Who, looking deep into her eyes, could have lacked inspiration?
“All! All!” she nodded, and leaned towards me, her chin in her hands, her elbows on the table. “Of my life I told you in a sentence—I have done nothing—nothing has happened to me. But with you, it is different—you are a man. You have lived always in the great world.”
I looked at the curve of her dainty wrists, the little pink, interlocked fingers, the cheeks soft and delicate as peach-bloom, and then up into the eyes, dark, pure and quite fathomless. I pinched my leg beneath the table to make sure I was not dreaming. Was ever youth so fortunate?

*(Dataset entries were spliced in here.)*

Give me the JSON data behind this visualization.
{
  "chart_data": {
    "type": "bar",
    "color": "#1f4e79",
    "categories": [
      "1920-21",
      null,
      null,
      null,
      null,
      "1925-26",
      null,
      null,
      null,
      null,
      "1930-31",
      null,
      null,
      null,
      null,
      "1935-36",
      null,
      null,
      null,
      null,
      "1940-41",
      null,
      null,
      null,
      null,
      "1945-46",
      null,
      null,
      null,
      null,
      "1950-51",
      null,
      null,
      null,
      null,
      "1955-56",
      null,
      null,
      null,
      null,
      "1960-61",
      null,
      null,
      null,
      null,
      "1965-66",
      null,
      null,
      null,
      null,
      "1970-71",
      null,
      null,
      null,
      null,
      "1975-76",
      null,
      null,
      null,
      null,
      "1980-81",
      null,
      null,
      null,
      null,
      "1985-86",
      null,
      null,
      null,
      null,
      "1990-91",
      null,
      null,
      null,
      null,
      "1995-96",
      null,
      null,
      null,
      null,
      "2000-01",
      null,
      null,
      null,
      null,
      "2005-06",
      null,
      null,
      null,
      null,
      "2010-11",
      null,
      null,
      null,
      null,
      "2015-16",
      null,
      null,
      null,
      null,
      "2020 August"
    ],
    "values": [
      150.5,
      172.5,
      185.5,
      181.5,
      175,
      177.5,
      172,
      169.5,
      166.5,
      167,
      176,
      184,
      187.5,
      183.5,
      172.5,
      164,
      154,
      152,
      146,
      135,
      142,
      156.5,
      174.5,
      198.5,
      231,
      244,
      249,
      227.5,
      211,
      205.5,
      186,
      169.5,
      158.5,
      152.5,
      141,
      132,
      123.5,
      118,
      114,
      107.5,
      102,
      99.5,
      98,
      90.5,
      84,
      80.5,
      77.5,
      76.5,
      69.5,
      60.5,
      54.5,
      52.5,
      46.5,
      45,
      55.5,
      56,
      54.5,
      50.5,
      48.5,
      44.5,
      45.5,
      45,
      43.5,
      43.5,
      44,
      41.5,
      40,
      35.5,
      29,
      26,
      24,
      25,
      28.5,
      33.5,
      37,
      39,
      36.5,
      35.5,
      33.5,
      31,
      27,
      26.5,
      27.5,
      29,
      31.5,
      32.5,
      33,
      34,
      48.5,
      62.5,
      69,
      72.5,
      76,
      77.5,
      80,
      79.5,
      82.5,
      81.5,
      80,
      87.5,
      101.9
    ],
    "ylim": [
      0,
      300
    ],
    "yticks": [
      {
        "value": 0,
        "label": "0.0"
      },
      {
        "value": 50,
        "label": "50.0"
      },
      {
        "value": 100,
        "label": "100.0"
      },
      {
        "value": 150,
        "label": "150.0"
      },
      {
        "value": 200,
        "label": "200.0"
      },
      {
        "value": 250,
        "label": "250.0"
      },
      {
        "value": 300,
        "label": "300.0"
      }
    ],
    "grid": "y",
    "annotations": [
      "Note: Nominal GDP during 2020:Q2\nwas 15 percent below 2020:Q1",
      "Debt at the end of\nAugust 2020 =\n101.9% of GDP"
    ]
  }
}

“We have an hour,” she concluded. “You are going to see my uncle at ten—it is not yet nine. So you will have time to tell me all—every word.”
“Yes, every word,” I echoed. “But shall it be here, or——”
“Oh, here! Here it is so cosey, so homelike, and we seem to have known each other for ages instead of merely since last night. Can it be that I have known you only since last night?”
“No,” I said, with conviction. “We have known each other long and long, only fate held us apart. Now we can laugh at fate.”
“Yes. But the story.”
“Very well—the story.”
“And, mind—no skipping!” she cried, shaking her finger at me warningly. “I must have every word.”
Who, looking deep into her eyes, could have lacked inspiration?